Northern Ireland

Causeway Hospital stillbirth: Northern Trust apologises

Michelle and Barry Rocks at Belfast Coroner's Court where an inquest for their still born daughter Cara is being held, 30 August 2016 Image copyright PA
Image caption Michelle Rocks, pictured with her husband Barry outside Belfast Coroner's Court, was categorised as low risk for a stillbirth

A number of mistakes played a part in the death of a baby at Coleraine hospital, the Northern Health and Social Care Trust has admitted.

The trust has apologised for its role in the death of Cara Rocks, who was stillborn, at the Causeway Hospital.

The baby died at the County Londonderry hospital in June 2013.

A lawyer told the coroner's court it was "likely if an elective or emergency C-section had taken place, baby Cara would not have been stillborn".

The hearing is the first ever stillbirth inquest in Northern Ireland.

Coroner Joe McCrisken said the region was "leading the way" in the examination of stillbirth cases.

Errors

A lawyer for the trust said it "accepted" that a number of errors had played a role in her death.

Image caption Baby Cara died at the Causeway Hospital in June 2013.

These included:

  • Wrongly categorising Michelle Rocks as "low risk"
  • Inadequate levels of counselling
  • Incorrect recording of the baby's heart rate
  • Delays in the decision to proceed to an emergency c-section because of time spent trying to locate a foetal heart rate

"The trust wishes to express an apology to Mr and Mrs Rocks for the unfortunate death of baby Cara," added the trust's lawyer.

"Obviously this is a tragedy for the family. It is not taken lightly and is recognised by all members of the trust who were involved in this case."

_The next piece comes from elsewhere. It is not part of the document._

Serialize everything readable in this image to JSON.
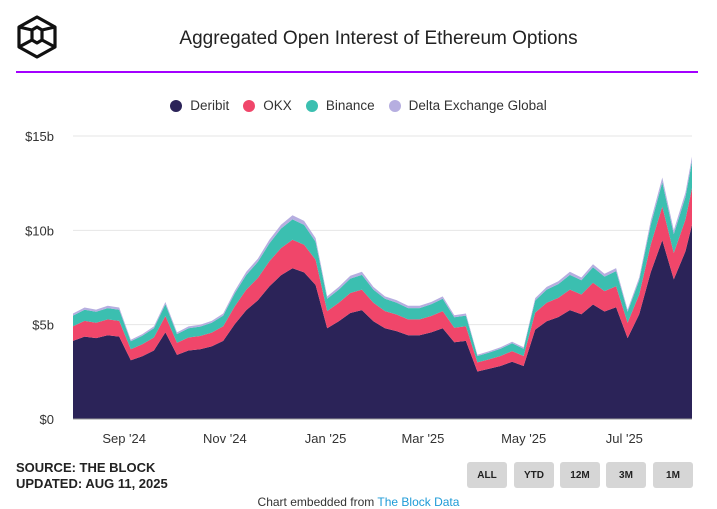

Mother Michelle Rocks told the court she was very upset and in tears when she was informed her request for an elective C-section would not be facilitated and that she was "capable" of delivering naturally.

Transverse position

The court also heard how Mrs Rocks, from Moneymore in County Londonderry, was sent home after presenting at the Causeway Hospital at 38 weeks' gestation with her baby in a transverse position.

The 38-year-old "begged" for a C-section but was turned down, the court heard.

"We were robbed of our daughter, our sons of their sister and parents of their granddaughter," said Mrs Rocks.

"We only wish that she had that chance to live."

Midwife Michaela Doherty, who had cared for Mrs Rocks in the delivery suite, said that despite difficulties in reading baby Cara's heart rate she did not believe it was not there.

Later, she told the court she had been informed that baby Cara's umbilical cord had been wrapped around her neck.

"I was told the cord was tightly round the neck three times," said Ms Doherty.

Elective caesarean

Another midwife, Lisa Richmond, said she was not aware of a situation where a woman's preference for an elective caesarean section had been refused.

The coroner cautioned the court that the hearing was not a trial.

"This is a fact-finding inquiry. I am not here to attribute any blame or responsibility," said Mr McCrisken.

The hearing is expected to last for five days.